Мы по-прежнему не могли различить стрелявшие по нам орудия. С такими повреждениями мы не рискнули подъехать поближе к кустам. Потом мы получили попадание чуть выше. Снаряд сорвал блок опоры орудийного ствола и подбросил его высоко в воздух. Он упал на передний край башни и, к счастью, соскользнул с внешней стороны. Я лишь успел заметить, что после попадания снаряда что-то отлетело, и, не раздумывая, нырнул в боевое отделение. Когда опора ствола упала на край башни, моя голова уже была в командирской башенке. Я получил лишь слабый удар, от которого, правда, некоторое время кружилась голова.
За это время мы получили двадцать попаданий и, поскольку обнаружить пушки противника никак не удавалось, решили вернуться. Мы медленно двигались задним ходом мимо двух наших танков, один из которых все еще был охвачен пламенем, пока не достигли дороги в том самом месте, где сошли с нее. Под конец наш радист окончательно струсил и выскочил из танка. Пришлось отправить его в госпиталь.
По другую сторону от дороги находилась впадина с довольно крутым склоном, обрывавшимся на три метра вниз. На краю впадины росли ели, отбрасывавшие густую тень, в которой мы и укрыли танк. Там же находилась и другая машина, отошедшая назад раньше нас. Основные силы роты двинулись в обход слева к опушке леса, чтобы обстрелять город оттуда.
Тем временем активизировались истребители-бомбардировщики, действовавшие в основном против 3-й роты. У дороги, шедшей от Одени, метрах в двухстах или трехстах от перекрестка, был карьер с довольно крутым склоном справа. Здесь занимало позицию одно из наших 37-мм зенитных орудий, немедленно открывавшее огонь, стоило только появиться низко летящим американским самолетам. Раз за разом на протяжении нескольких часов группы истребителей-бомбардировщиков атаковали зенитку. Учитывая характер местности, для атаки самолеты могли выбирать только один путь. Зенитчики открывали огонь, несмотря на количество атакующих истребителей-бомбардировщиков. Достойный пример для подражания!

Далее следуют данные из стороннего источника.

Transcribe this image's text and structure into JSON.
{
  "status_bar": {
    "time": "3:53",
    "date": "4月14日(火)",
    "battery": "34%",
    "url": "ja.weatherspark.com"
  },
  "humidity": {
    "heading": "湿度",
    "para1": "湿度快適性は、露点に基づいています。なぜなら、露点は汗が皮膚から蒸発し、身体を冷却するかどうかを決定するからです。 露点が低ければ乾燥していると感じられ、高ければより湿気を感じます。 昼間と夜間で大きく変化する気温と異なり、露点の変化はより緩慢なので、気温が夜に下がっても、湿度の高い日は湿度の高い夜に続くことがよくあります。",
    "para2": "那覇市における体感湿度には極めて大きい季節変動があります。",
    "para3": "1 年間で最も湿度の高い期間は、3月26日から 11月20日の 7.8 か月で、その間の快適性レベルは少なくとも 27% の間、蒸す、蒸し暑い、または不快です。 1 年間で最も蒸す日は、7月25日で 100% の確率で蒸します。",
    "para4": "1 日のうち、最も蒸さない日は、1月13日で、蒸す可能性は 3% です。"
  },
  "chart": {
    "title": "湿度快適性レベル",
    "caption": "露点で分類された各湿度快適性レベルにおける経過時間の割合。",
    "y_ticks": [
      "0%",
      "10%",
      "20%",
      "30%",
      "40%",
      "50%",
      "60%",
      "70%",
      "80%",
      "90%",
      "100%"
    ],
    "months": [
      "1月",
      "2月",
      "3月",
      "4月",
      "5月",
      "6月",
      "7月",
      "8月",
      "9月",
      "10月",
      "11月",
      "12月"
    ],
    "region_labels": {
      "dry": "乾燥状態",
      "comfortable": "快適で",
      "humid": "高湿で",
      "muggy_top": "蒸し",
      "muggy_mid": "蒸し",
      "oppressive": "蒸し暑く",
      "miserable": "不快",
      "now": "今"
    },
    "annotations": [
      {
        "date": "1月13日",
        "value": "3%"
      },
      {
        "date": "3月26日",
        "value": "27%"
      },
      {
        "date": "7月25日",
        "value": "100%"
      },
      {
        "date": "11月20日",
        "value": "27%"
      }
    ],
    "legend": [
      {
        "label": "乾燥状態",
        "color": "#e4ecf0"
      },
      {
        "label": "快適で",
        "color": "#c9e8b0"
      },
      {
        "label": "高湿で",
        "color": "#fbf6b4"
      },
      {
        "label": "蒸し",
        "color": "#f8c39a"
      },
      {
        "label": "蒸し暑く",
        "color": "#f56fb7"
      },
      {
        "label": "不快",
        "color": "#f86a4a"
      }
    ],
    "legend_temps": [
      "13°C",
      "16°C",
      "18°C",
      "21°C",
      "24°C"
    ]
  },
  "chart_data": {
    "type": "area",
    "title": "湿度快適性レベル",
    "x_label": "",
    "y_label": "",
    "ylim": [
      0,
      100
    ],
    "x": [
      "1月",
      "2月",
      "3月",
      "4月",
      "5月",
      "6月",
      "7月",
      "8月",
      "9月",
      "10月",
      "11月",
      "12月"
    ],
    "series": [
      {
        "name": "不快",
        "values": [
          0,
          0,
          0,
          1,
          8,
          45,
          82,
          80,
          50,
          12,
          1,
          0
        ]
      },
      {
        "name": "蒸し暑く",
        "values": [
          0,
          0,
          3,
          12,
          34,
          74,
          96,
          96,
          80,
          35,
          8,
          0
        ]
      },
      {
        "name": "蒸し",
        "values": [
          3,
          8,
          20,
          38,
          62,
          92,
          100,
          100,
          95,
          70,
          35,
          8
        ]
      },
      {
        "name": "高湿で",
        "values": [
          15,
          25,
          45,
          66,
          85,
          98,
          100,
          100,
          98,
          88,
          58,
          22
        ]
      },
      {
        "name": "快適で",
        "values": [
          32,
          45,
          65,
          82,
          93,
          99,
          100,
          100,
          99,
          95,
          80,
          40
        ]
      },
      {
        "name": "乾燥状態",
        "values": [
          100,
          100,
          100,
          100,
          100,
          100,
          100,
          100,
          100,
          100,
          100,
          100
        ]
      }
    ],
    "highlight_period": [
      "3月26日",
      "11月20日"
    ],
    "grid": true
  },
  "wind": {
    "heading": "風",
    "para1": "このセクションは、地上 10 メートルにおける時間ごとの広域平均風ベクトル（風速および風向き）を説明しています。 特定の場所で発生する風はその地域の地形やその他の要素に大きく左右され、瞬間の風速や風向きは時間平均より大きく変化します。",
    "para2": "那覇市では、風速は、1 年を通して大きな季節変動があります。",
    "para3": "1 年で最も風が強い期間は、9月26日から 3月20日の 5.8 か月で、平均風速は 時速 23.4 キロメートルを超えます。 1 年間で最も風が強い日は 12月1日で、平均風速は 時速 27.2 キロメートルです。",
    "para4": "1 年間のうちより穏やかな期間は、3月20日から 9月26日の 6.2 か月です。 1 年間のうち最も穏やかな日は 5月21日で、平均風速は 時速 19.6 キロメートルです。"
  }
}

Каждый раз, когда приближались самолеты, мы, сидя в танках, начинали беспокоиться. Истребители-бомбардировщики, шедшие на очень малой высоте, должны были пролетать прямо над нашими головами, и мы не были уверены, что они не атакуют именно нас. Только в тот миг, когда они оказывались точно над нами, можно было вздохнуть с облегчением. По-видимому, густая тень служила достаточно хорошим укрытием.
Выходя на нынешнюю позицию, мы обратили внимание, что машину трудно повернуть, не потеряв гусеницу. Чтобы немного улучшить управляемость, мы сменили целую секцию гусеницы, но работа раз за разом прерывалась из-за налетов вражеской авиации. Этот утомительный труд по колено в снегу стоил нам немало пролитого пота. Легче всех отделался наводчик — ему запретили отходить от орудия.